The mummies were photographed in sections, from head to foot. The first fragment was the face of the man from the Fifth Pazyryk Kurgan, which turned out to have no tattoos. The following section, however, covering the neck and shoulders, revealed a tiger’s head in profile. Tattoos had also been made on the arms, legs, back and even on the chieftain’s buttocks. Although only the arms of the women were tattooed, even their fingers had markings. The Pazyryk mummies were covered in the figures of fantastic animals, tigers, deer, elk, wild boar, cockerels and grouses. Static on wooden utensils and pieces of felt, these images came to life on the human body, set in motion by the slightest tension of the muscles.

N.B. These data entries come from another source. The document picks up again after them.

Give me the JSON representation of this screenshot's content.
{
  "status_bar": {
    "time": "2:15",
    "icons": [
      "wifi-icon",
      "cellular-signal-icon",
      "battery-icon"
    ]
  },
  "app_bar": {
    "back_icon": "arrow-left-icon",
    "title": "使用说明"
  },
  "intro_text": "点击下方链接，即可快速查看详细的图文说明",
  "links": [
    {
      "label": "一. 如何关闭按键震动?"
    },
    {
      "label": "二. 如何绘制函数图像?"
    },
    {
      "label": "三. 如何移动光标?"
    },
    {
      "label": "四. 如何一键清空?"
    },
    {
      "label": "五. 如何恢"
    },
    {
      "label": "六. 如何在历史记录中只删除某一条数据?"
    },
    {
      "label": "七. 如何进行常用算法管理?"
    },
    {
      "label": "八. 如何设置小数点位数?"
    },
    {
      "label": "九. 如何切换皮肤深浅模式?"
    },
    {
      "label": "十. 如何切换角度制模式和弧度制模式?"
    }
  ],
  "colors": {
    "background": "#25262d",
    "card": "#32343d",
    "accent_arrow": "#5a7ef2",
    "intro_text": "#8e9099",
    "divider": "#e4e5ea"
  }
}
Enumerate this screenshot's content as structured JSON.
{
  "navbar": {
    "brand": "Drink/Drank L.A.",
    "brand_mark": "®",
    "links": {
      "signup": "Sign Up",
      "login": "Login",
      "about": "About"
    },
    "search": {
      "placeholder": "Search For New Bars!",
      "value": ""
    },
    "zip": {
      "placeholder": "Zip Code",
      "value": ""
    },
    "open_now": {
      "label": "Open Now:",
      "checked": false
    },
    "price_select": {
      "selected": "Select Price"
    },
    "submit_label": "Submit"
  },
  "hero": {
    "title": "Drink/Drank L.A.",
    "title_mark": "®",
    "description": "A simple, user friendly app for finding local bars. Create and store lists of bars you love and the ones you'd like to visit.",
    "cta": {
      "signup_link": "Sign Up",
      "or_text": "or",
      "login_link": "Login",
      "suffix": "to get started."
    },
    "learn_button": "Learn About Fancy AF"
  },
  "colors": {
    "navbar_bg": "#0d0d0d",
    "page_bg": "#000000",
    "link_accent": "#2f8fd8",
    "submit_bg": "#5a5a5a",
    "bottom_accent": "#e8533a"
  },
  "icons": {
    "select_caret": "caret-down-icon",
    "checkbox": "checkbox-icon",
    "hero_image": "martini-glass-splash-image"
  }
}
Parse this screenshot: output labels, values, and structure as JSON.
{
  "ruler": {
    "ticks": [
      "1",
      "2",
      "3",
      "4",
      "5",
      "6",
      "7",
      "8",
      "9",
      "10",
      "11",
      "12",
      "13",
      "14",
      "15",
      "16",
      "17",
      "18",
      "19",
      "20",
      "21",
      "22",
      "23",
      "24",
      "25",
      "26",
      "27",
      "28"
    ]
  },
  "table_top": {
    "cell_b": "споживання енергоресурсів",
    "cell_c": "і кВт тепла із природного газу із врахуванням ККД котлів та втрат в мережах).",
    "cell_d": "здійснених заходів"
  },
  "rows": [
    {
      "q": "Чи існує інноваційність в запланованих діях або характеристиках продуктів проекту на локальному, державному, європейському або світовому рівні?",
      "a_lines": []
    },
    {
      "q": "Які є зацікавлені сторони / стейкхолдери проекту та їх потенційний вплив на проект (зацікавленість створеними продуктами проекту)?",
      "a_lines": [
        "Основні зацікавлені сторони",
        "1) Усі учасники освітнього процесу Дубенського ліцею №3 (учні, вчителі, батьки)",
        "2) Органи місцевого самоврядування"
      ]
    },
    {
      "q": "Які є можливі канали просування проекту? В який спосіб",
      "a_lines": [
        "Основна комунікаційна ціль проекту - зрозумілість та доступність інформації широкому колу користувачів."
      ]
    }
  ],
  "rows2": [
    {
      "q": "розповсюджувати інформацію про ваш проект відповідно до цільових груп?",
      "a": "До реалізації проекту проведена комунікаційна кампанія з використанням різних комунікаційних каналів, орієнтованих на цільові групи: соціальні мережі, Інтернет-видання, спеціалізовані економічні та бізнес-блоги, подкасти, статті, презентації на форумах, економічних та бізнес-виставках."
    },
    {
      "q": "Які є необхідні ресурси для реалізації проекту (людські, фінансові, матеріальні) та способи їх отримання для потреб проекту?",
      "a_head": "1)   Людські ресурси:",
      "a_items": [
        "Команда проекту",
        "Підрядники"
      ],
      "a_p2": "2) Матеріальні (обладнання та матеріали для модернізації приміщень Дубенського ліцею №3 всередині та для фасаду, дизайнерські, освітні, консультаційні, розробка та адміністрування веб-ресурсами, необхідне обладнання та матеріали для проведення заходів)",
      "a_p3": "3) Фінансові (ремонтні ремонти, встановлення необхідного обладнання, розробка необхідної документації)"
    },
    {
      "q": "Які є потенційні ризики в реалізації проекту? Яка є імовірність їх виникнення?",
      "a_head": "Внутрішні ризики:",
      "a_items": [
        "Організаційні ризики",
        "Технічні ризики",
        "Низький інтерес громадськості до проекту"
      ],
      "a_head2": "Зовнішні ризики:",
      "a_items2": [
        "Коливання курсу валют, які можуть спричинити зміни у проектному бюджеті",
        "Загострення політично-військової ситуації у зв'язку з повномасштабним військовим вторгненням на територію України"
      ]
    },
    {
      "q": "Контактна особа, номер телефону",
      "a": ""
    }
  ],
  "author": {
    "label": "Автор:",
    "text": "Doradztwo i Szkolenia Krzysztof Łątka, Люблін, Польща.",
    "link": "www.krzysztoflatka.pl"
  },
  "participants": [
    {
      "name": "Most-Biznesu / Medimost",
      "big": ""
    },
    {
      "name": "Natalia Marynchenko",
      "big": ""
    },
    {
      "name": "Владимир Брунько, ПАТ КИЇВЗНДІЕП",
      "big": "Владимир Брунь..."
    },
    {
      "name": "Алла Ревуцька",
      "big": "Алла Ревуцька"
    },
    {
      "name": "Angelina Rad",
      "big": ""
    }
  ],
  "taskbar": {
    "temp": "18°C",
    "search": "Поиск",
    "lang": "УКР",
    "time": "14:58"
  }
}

The tattoos are very similar on all the Altai mummies. They are created in a common manner – the Altai version of the Scythian animal style – and depict the same characters. The main motifs are the figures of animals or predators falling on their prey.

Ethnographers claim that such images were part of a deliberate and strictly regulated system. Applied to the body as the result of a painful procedure, the ineffaceable images of animals were more than just decorations. They appear to have played an important symbolical role in ancient Altai society. The Pazyryk tribes clearly had a highly developed culture of tattooing, in which their masters demonstrated the highest skills. An excellent example is the scene of animals fighting on the arm of the women from the Fifth Pazyryk Kurgan.

Scientists have still not found the instruments used to make the tattoos – special needles or the thorns of plants. They have either not survived or were possibly buried in the graves of tattoo masters whose graves have not been found.

Tattoos were found on all surviving Altai mummies. The discovery of markings on the mummies from Khakassia suggests that tattooing was a widespread phenomenon in ancient Siberia.